強くなるために必要な「オフ・ザ・フィールド」

 いま注目されているのは「オフ・ザ・フィールド」の動向です。

 どんな一流選手でも、体を動かしてその競技に取り組むのは、一日24時間のうち数時間しかありません。それ以外は食事や睡眠、肉体や精神の調子を整えたり、リラックスしたりと、競技以外に多大な時間が割かれています。

 だからこそ、選手のパフォーマンスを上げるには、ピッチの外の「オフ・ザ・フィールド」をどう過ごすのかが重要な意味を持ちます。

 極限まで鍛え、最先端のテクノロジーなどを活用して戦術や戦略を練ったうえで、オフ・ザ・フィールドに目を配り、その時間を充実させることが大切だと考えられるようになっているのです。

 実際、私がラグビーU20日本代表の監督を務めていたときも、遠征や合宿で重視したのは、食事や睡眠、休息やレクリエーションといったオフ・ザ・フィールドの時間の使い方でした。

 たとえばスマートフォン。若い選手はどうしても空き時間にスマホを触りたがります。しかしスマホに没頭すると、仲間たちと交流する時間が限られてしまいます。

 そこでミーティングルームや食堂など、みんなが集まるパブリックスペースではスマホを触らないように決めました。代わりに仲間と直接、会話をすることを推奨したのです。

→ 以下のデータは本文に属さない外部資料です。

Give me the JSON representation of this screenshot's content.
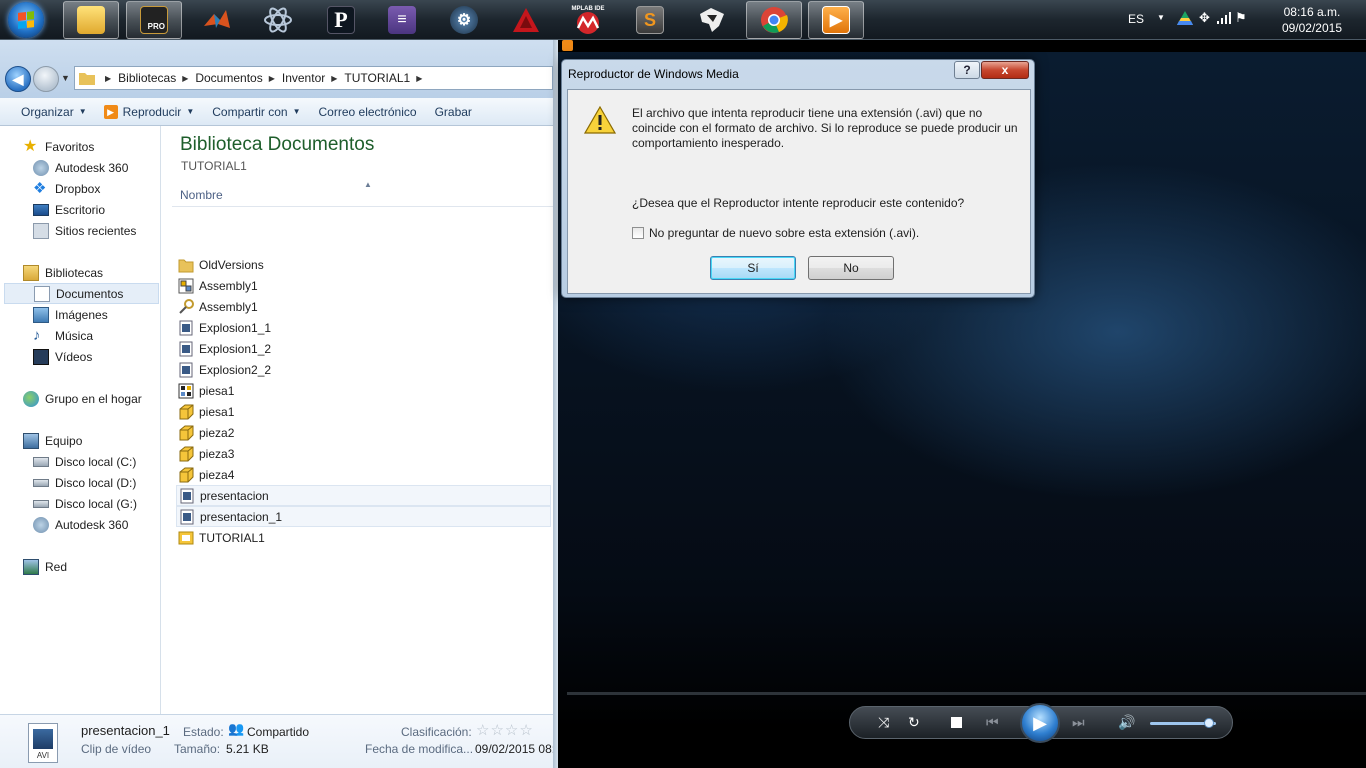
{
  "taskbar": {
    "apps": [
      {
        "name": "explorer",
        "color": "#f0c84a"
      },
      {
        "name": "inventor-pro",
        "color": "#c89a3a"
      },
      {
        "name": "matlab",
        "color": "#d9531e"
      },
      {
        "name": "atom-app",
        "color": "#9ab0c8"
      },
      {
        "name": "p-app",
        "color": "#1c2a3a"
      },
      {
        "name": "mixer-app",
        "color": "#6a4f9c"
      },
      {
        "name": "steam",
        "color": "#2a4c6e"
      },
      {
        "name": "autocad",
        "color": "#c4161c"
      },
      {
        "name": "mplab-ide",
        "color": "#d3262a"
      },
      {
        "name": "sublime-text",
        "color": "#4a4a4a"
      },
      {
        "name": "inkscape",
        "color": "#2d2d2d"
      },
      {
        "name": "chrome",
        "color": "#3b8b3b"
      },
      {
        "name": "windows-media-player",
        "color": "#f08a17"
      }
    ],
    "mplab_label": "MPLAB IDE",
    "pro_label": "PRO",
    "lang": "ES",
    "time": "08:16 a.m.",
    "date": "09/02/2015"
  },
  "explorer": {
    "breadcrumb": [
      "Bibliotecas",
      "Documentos",
      "Inventor",
      "TUTORIAL1"
    ],
    "commands": [
      "Organizar",
      "Reproducir",
      "Compartir con",
      "Correo electrónico",
      "Grabar"
    ],
    "sidebar": {
      "favorites_header": "Favoritos",
      "favorites": [
        "Autodesk 360",
        "Dropbox",
        "Escritorio",
        "Sitios recientes"
      ],
      "libraries_header": "Bibliotecas",
      "libraries": [
        "Documentos",
        "Imágenes",
        "Música",
        "Vídeos"
      ],
      "homegroup": "Grupo en el hogar",
      "computer_header": "Equipo",
      "drives": [
        "Disco local (C:)",
        "Disco local (D:)",
        "Disco local (G:)",
        "Autodesk 360"
      ],
      "network": "Red"
    },
    "title": "Biblioteca Documentos",
    "subtitle": "TUTORIAL1",
    "column_name": "Nombre",
    "files": [
      {
        "name": "OldVersions",
        "icon": "folder-icon"
      },
      {
        "name": "Assembly1",
        "icon": "assembly-icon"
      },
      {
        "name": "Assembly1",
        "icon": "presentation-key-icon"
      },
      {
        "name": "Explosion1_1",
        "icon": "video-file-icon"
      },
      {
        "name": "Explosion1_2",
        "icon": "video-file-icon"
      },
      {
        "name": "Explosion2_2",
        "icon": "video-file-icon"
      },
      {
        "name": "piesa1",
        "icon": "drawing-icon"
      },
      {
        "name": "piesa1",
        "icon": "part-icon"
      },
      {
        "name": "pieza2",
        "icon": "part-icon"
      },
      {
        "name": "pieza3",
        "icon": "part-icon"
      },
      {
        "name": "pieza4",
        "icon": "part-icon"
      },
      {
        "name": "presentacion",
        "icon": "video-file-icon"
      },
      {
        "name": "presentacion_1",
        "icon": "video-file-icon"
      },
      {
        "name": "TUTORIAL1",
        "icon": "project-icon"
      }
    ],
    "details": {
      "filename": "presentacion_1",
      "type": "Clip de vídeo",
      "icon_label": "AVI",
      "state_label": "Estado:",
      "state_value": "Compartido",
      "size_label": "Tamaño:",
      "size_value": "5.21 KB",
      "rating_label": "Clasificación:",
      "modified_label": "Fecha de modifica...",
      "modified_value": "09/02/2015 08:"
    }
  },
  "dialog": {
    "title": "Reproductor de Windows Media",
    "help": "?",
    "close": "x",
    "message": "El archivo que intenta reproducir tiene una extensión (.avi) que no coincide con el formato de archivo. Si lo reproduce se puede producir un comportamiento inesperado.",
    "question": "¿Desea que el Reproductor intente reproducir este contenido?",
    "checkbox_label": "No preguntar de nuevo sobre esta extensión (.avi).",
    "yes": "Sí",
    "no": "No"
  },
  "player": {
    "volume_level": 0.9,
    "icons": [
      "shuffle-icon",
      "repeat-icon",
      "stop-icon",
      "previous-icon",
      "play-icon",
      "next-icon",
      "volume-icon"
    ]
  },
  "colors": {
    "library_title": "#1e5e2b",
    "accent_blue": "#2f7fd0"
  }
}
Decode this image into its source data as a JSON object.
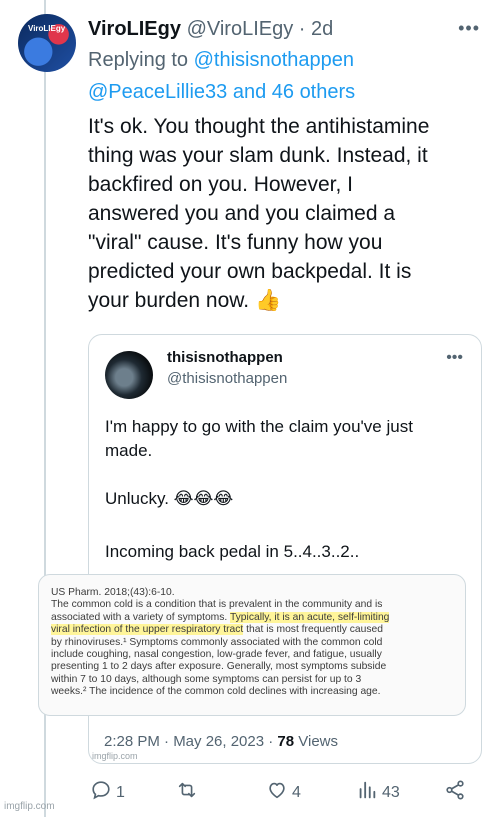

「知らない仲間と話すのは、最初は緊張するかもしれない。でも勇気を持って声をかけてみたら、きっといいチームメイトになれる。チャレンジしてみよう」

 オフ・ザ・フィールドで強くなったつながりが、オン・ザ・フィールドでいざというときのコミュニケーションに役立ちます。ひいてはオフ・ザ・フィールドの行動が、試合の成果に強く影響を及ぼすと選手たちに伝えました。

 すると遠征や合宿のあとのレポートで、選手たちはこんな感想をまとめてくれました。

「オフ・ザ・フィールドがしっかりしていれば、試合もうまくいくと確信した」

「今回の遠征でオン・ザ・フィールドの部分が順調に成長できたのは、オフ・ザ・フィールドの部分がしっかりしたからだと思った」

 U20日本代表だけではありません。ラグビーの強豪国であるニュージーランド代表のオールブラックスも、オン・ザ・フィールドだけでなく、オフ・ザ・フィールドを重視しています。

「Better People Make Better All Blacks」

 人として成長すればチームも成長する、という考え方を掲げているのです。

 世界各国、どんなスポーツでも強いチームになるほど、競技には直接関係のないオフ・ザ・フィールドを大事にしています。

 これは企業経営や組織運営、チームマネジメントもまったく同じです。

 目に見える成果を生みだすには、オン・ザ・フィールドの動きだけではなく、オフ・ザ・フィールドにも目を配る必要があります。

 そして、オン・ザ・フィールドとオフ・ザ・フィールド、両方の土台となる組織文化に目を向けることが大切なのです。